ThyssenKrupp AG and Tata Steel Ltd. are said to be discussing changing the terms of their proposed joint venture in Europe in a way that could give the German steelmaker a bigger share of profits, Bloomberg News reported June 13, citing people familiar with the matter.
One of the options under consideration is to raise ThyssenKrupp's equity stake in the partnership and keep the voting rights at a 50-50 split, according to the report. However, nothing has been decided yet, the sources added. ThyssenKrupp is seeking changes to the deal after profits plunged at Tata's European steel business.
The reported discussions follow weeks of mounting pressure on ThyssenKrupp CEO Heinrich Hiesinger by shareholders and labor groups to negotiate a better deal.

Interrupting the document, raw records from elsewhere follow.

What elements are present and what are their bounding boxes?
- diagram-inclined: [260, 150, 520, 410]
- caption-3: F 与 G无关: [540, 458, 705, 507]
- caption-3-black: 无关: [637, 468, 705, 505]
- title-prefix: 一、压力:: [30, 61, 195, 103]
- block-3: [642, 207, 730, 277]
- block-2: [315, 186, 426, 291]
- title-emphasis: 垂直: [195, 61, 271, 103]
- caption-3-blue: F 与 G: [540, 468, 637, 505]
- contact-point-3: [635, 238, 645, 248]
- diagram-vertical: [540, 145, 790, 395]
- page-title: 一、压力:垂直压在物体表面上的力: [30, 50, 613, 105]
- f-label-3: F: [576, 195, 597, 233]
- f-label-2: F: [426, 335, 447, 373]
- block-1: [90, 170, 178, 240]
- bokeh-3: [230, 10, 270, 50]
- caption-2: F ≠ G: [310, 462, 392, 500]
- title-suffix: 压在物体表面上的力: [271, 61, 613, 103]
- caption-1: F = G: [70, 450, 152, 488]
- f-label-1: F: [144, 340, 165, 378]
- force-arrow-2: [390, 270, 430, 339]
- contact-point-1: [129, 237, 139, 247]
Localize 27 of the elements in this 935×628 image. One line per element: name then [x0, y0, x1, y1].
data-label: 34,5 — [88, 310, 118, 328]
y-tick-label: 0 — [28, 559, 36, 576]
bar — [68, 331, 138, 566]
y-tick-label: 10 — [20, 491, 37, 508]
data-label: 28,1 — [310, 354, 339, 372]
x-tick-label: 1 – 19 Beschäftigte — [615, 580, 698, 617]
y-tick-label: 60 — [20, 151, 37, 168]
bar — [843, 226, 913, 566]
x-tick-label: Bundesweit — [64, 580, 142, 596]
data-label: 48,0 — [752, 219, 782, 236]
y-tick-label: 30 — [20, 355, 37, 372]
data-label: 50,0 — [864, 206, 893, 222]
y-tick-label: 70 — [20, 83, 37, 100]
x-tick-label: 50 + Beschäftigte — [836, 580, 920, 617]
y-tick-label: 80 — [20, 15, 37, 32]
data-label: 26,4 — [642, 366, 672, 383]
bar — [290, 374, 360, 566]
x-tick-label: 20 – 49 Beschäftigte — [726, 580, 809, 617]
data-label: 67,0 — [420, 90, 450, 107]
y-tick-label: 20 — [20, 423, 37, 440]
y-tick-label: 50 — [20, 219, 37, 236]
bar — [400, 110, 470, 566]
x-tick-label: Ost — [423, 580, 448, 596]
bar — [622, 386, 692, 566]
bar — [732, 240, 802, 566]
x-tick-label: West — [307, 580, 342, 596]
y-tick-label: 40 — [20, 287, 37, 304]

Activist shareholder Elliott Management recently asked the company to secure a more favorable deal, saying Tata's recent underperformance skewed the balance against ThyssenKrupp to the tune of €1.9 billion less for the German group if the deal proceeds in its current form.
Elliott suggested the gap could be covered with a cash payment from Tata. Alternatively, ThyssenKrupp could own 82% in the joint venture or Tata could reduce the debt portion, the shareholder added.
The company's second-largest shareholder, Cevian Capital, calculated a gap of up to €2.5 billion.
The 50/50 steel joint venture was announced in September 2017 and was initially slated to close in March but was pushed back to June over labor agreements the companies have been attempting to secure to prevent future disputes.
Tata declined to comment, and a ThyssenKrupp spokesperson said the company would follow its plan to reach the final decision on the joint venture by the end of June, Bloomberg added.